The person who set this up for us was a kind of renegade missionary – not really affiliated with an organization, just trying to make a difference among people who need an advocate.  He took us to a local government meeting one evening (with the mayor and city council) and made a pitch for them to hire people to run after-school programs at the community center.  They were very kind and told us they would consider the request (we found out later that they had some people in place within just a few weeks).

By the end of the week our work was complete and the police were in place in their new office, so we were free to do some sightseeing.  One of my goals had been to hike in a rainforest, and I had convinced the rest of the group to take a short hike.  We found some tour guides to take us into the rainforest (but off the touristy, beaten path).  It started raining about five minutes after we stepped out of the vans, rained for the next two hours while we hiked, and stopped raining just as we were getting back into the vans.  It was a fantastic experience as we hiked through lush jungle, along beautiful streams, and past small waterfalls.  This was the only time it rained while we were on this trip and it just seemed fitting that it was while we were in a rainforest (I don’t think anyone was upset about getting wet). 

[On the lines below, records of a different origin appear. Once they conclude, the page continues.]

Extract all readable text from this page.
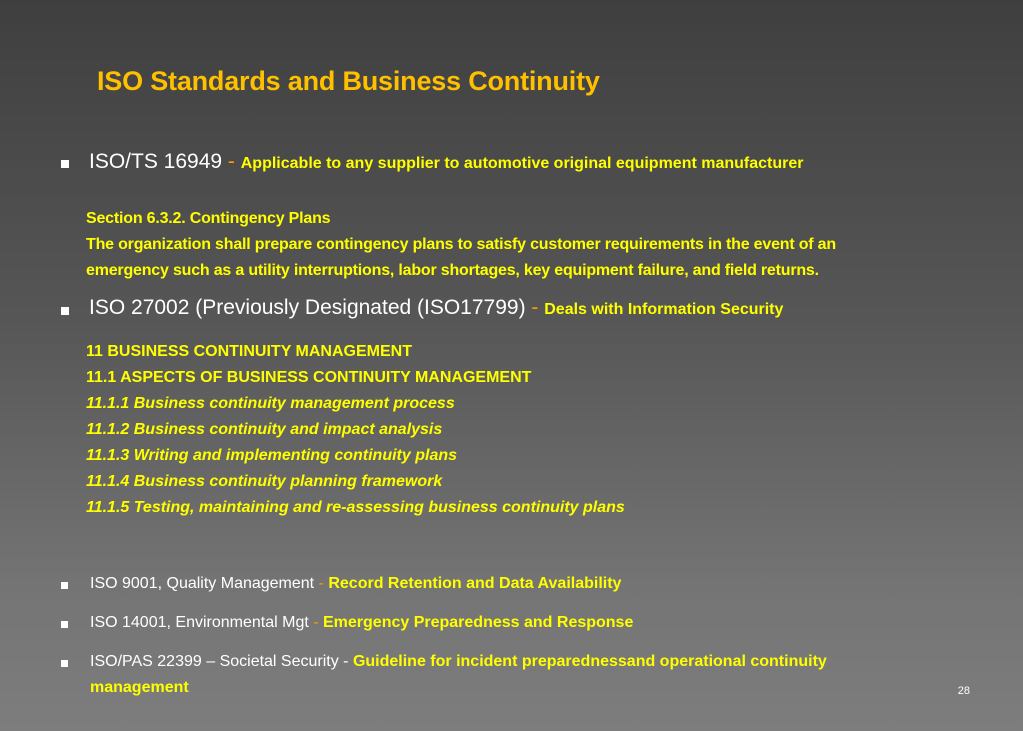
ISO Standards and Business Continuity
ISO/TS 16949 - Applicable to any supplier to automotive original equipment manufacturer
Section 6.3.2. Contingency Plans
The organization shall prepare contingency plans to satisfy customer requirements in the event of an
emergency such as a utility interruptions, labor shortages, key equipment failure, and field returns.
ISO 27002 (Previously Designated (ISO17799) - Deals with Information Security
11 BUSINESS CONTINUITY MANAGEMENT
11.1 ASPECTS OF BUSINESS CONTINUITY MANAGEMENT
11.1.1 Business continuity management process
11.1.2 Business continuity and impact analysis
11.1.3 Writing and implementing continuity plans
11.1.4 Business continuity planning framework
11.1.5 Testing, maintaining and re-assessing business continuity plans
ISO 9001, Quality Management - Record Retention and Data Availability
ISO 14001, Environmental Mgt - Emergency Preparedness and Response
ISO/PAS 22399 – Societal Security - Guideline for incident preparednessand operational continuity
management	28
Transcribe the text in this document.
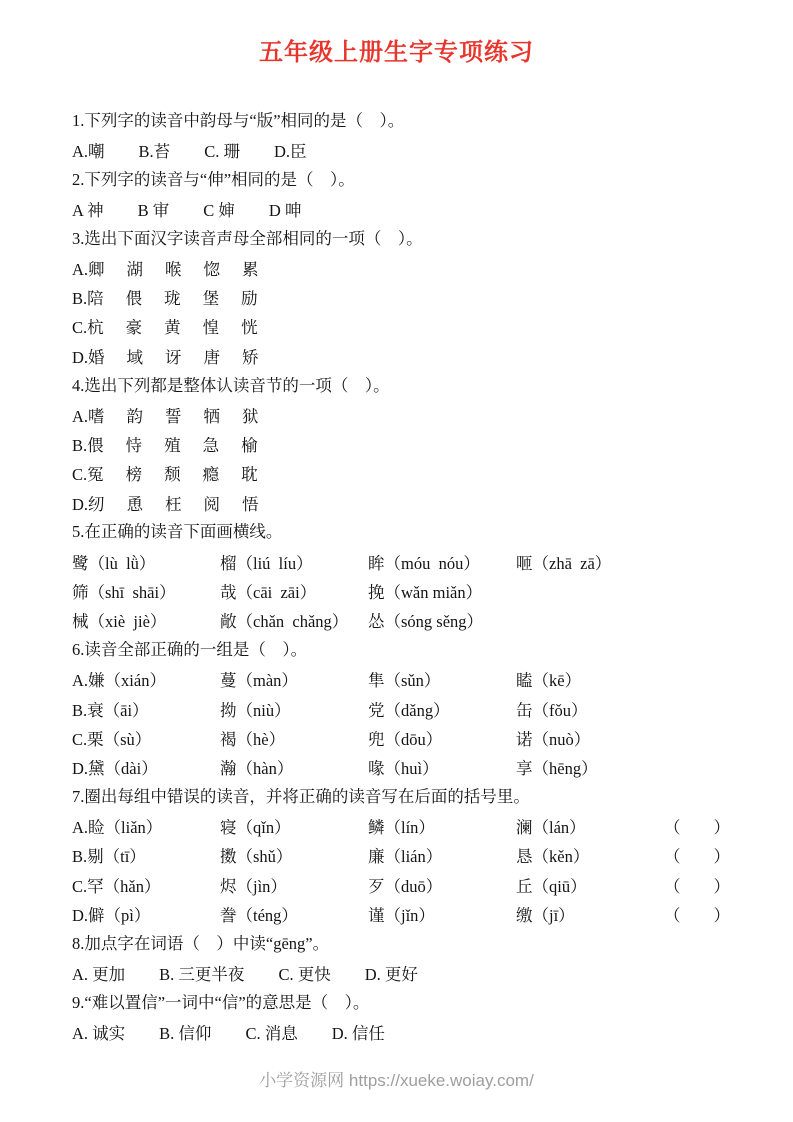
五年级上册生字专项练习
1.下列字的读音中韵母与“版”相同的是（　）。
A.嘲 B.苔 C. 珊 D.臣
2.下列字的读音与“伸”相同的是（　）。
A 神 B 审 C 婶 D 呻
3.选出下面汉字读音声母全部相同的一项（　）。
A.卿 湖 喉 惚 累
B.陪 偎 珑 堡 励
C.杭 豪 黄 惶 恍
D.婚 域 讶 唐 矫
4.选出下列都是整体认读音节的一项（　）。
A.嗜 韵 誓 牺 狱
B.偎 恃 殖 急 榆
C.冤 榜 颓 瘾 耽
D.纫 恿 枉 阅 悟
5.在正确的读音下面画横线。
鹭（lù  lǜ）	榴（liú  líu）	眸（móu  nóu）	咂（zhā  zā）
筛（shī  shāi）	哉（cāi  zāi）	挽（wǎn miǎn）
械（xiè  jiè）	敞（chǎn  chǎng） 怂（sóng sěng）
6.读音全部正确的一组是（　）。
A.嫌（xián）	蔓（màn）	隼（sǔn）	瞌（kē）
B.衰（āi）	拗（niù）	党（dǎng）	缶（fǒu）
C.栗（sù）	褐（hè）	兜（dōu）	诺（nuò）
D.黛（dài）	瀚（hàn）	喙（huì）	享（hēng）
7.圈出每组中错误的读音，并将正确的读音写在后面的括号里。
A.睑（liǎn）	寝（qǐn）	鳞（lín）	澜（lán）	（　　）
B.剔（tī）	擞（shǔ）	廉（lián）	恳（kěn）	（　　）
C.罕（hǎn）	烬（jìn）	歹（duō）	丘（qiū）	（　　）
D.僻（pì）	誊（téng）	谨（jǐn）	缴（jī）	（　　）
8.加点字在词语（　）中读“gēng”。
A. 更加 B. 三更半夜 C. 更快 D. 更好
9.“难以置信”一词中“信”的意思是（　）。
A. 诚实 B. 信仰 C. 消息 D. 信任
小学资源网 https://xueke.woiay.com/
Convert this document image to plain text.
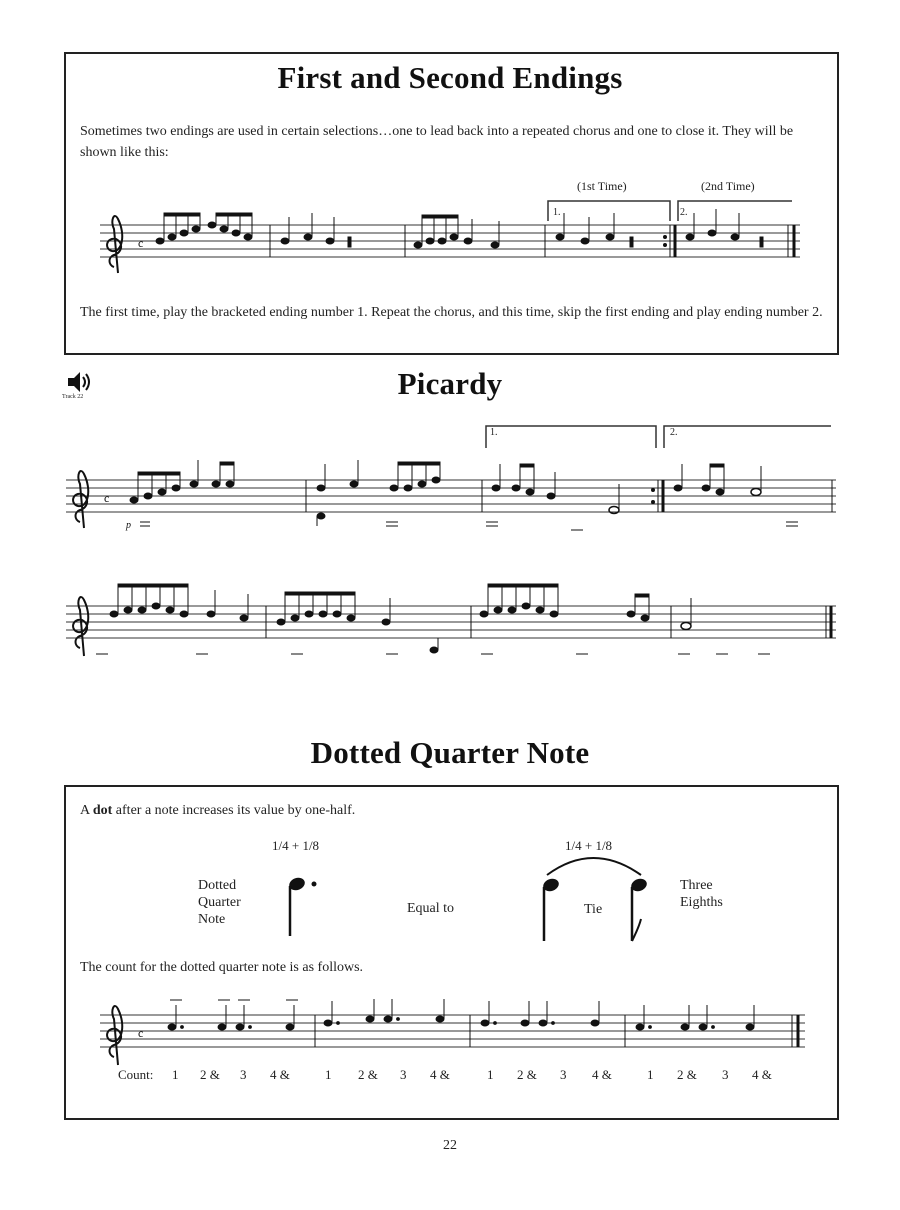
First and Second Endings
Sometimes two endings are used in certain selections…one to lead back into a repeated chorus and one to close it. They will be shown like this:
(1st Time)	(2nd Time)
1.	2.
c
The first time, play the bracketed ending number 1. Repeat the chorus, and this time, skip the first ending and play ending number 2.
Track 22	Picardy
1.	2.
c
p
Dotted Quarter Note
A dot after a note increases its value by one-half.
1/4 + 1/8	1/4 + 1/8
Dotted
Quarter
Note
Equal to	Tie
Three
Eighths
The count for the dotted quarter note is as follows.
c
Count: 1 2 & 3 4 &	1 2 & 3 4 &	1 2 & 3 4 &	1 2 & 3 4 &
22
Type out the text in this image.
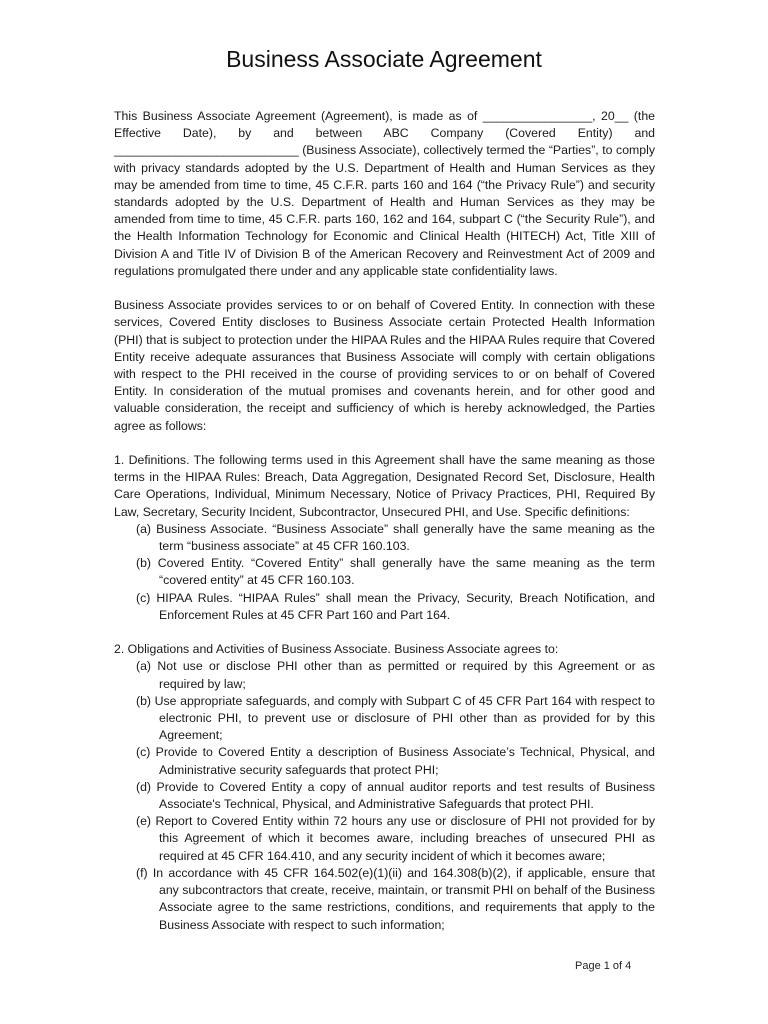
Business Associate Agreement

This Business Associate Agreement (Agreement), is made as of ________________, 20__ (the Effective Date), by and between ABC Company (Covered Entity) and ___________________________ (Business Associate), collectively termed the “Parties”, to comply with privacy standards adopted by the U.S. Department of Health and Human Services as they may be amended from time to time, 45 C.F.R. parts 160 and 164 (“the Privacy Rule”) and security standards adopted by the U.S. Department of Health and Human Services as they may be amended from time to time, 45 C.F.R. parts 160, 162 and 164, subpart C (“the Security Rule”), and the Health Information Technology for Economic and Clinical Health (HITECH) Act, Title XIII of Division A and Title IV of Division B of the American Recovery and Reinvestment Act of 2009 and regulations promulgated there under and any applicable state confidentiality laws.

Business Associate provides services to or on behalf of Covered Entity. In connection with these services, Covered Entity discloses to Business Associate certain Protected Health Information (PHI) that is subject to protection under the HIPAA Rules and the HIPAA Rules require that Covered Entity receive adequate assurances that Business Associate will comply with certain obligations with respect to the PHI received in the course of providing services to or on behalf of Covered Entity. In consideration of the mutual promises and covenants herein, and for other good and valuable consideration, the receipt and sufficiency of which is hereby acknowledged, the Parties agree as follows:

1. Definitions. The following terms used in this Agreement shall have the same meaning as those terms in the HIPAA Rules: Breach, Data Aggregation, Designated Record Set, Disclosure, Health Care Operations, Individual, Minimum Necessary, Notice of Privacy Practices, PHI, Required By Law, Secretary, Security Incident, Subcontractor, Unsecured PHI, and Use. Specific definitions:

(a) Business Associate. “Business Associate” shall generally have the same meaning as the term “business associate” at 45 CFR 160.103.

(b) Covered Entity. “Covered Entity” shall generally have the same meaning as the term “covered entity” at 45 CFR 160.103.

(c) HIPAA Rules. “HIPAA Rules” shall mean the Privacy, Security, Breach Notification, and Enforcement Rules at 45 CFR Part 160 and Part 164.

2. Obligations and Activities of Business Associate. Business Associate agrees to:

(a) Not use or disclose PHI other than as permitted or required by this Agreement or as required by law;

(b) Use appropriate safeguards, and comply with Subpart C of 45 CFR Part 164 with respect to electronic PHI, to prevent use or disclosure of PHI other than as provided for by this Agreement;

(c) Provide to Covered Entity a description of Business Associate’s Technical, Physical, and Administrative security safeguards that protect PHI;

(d) Provide to Covered Entity a copy of annual auditor reports and test results of Business Associate's Technical, Physical, and Administrative Safeguards that protect PHI.

(e) Report to Covered Entity within 72 hours any use or disclosure of PHI not provided for by this Agreement of which it becomes aware, including breaches of unsecured PHI as required at 45 CFR 164.410, and any security incident of which it becomes aware;

(f) In accordance with 45 CFR 164.502(e)(1)(ii) and 164.308(b)(2), if applicable, ensure that any subcontractors that create, receive, maintain, or transmit PHI on behalf of the Business Associate agree to the same restrictions, conditions, and requirements that apply to the Business Associate with respect to such information;

Page 1 of 4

Following our hike, we toured a butterfly farm and I bought a blue morph.  The farm only boxes butterflies that have died, so no butterfly was harmed in the making of my memories.  The one funny line from the staff, however, was that butterflies are not sold to be pets – they are sold to be food.  How odd.

A couple of goals met, time spent with some great kids, many new friends, a sense of accomplishment… good times – great trip.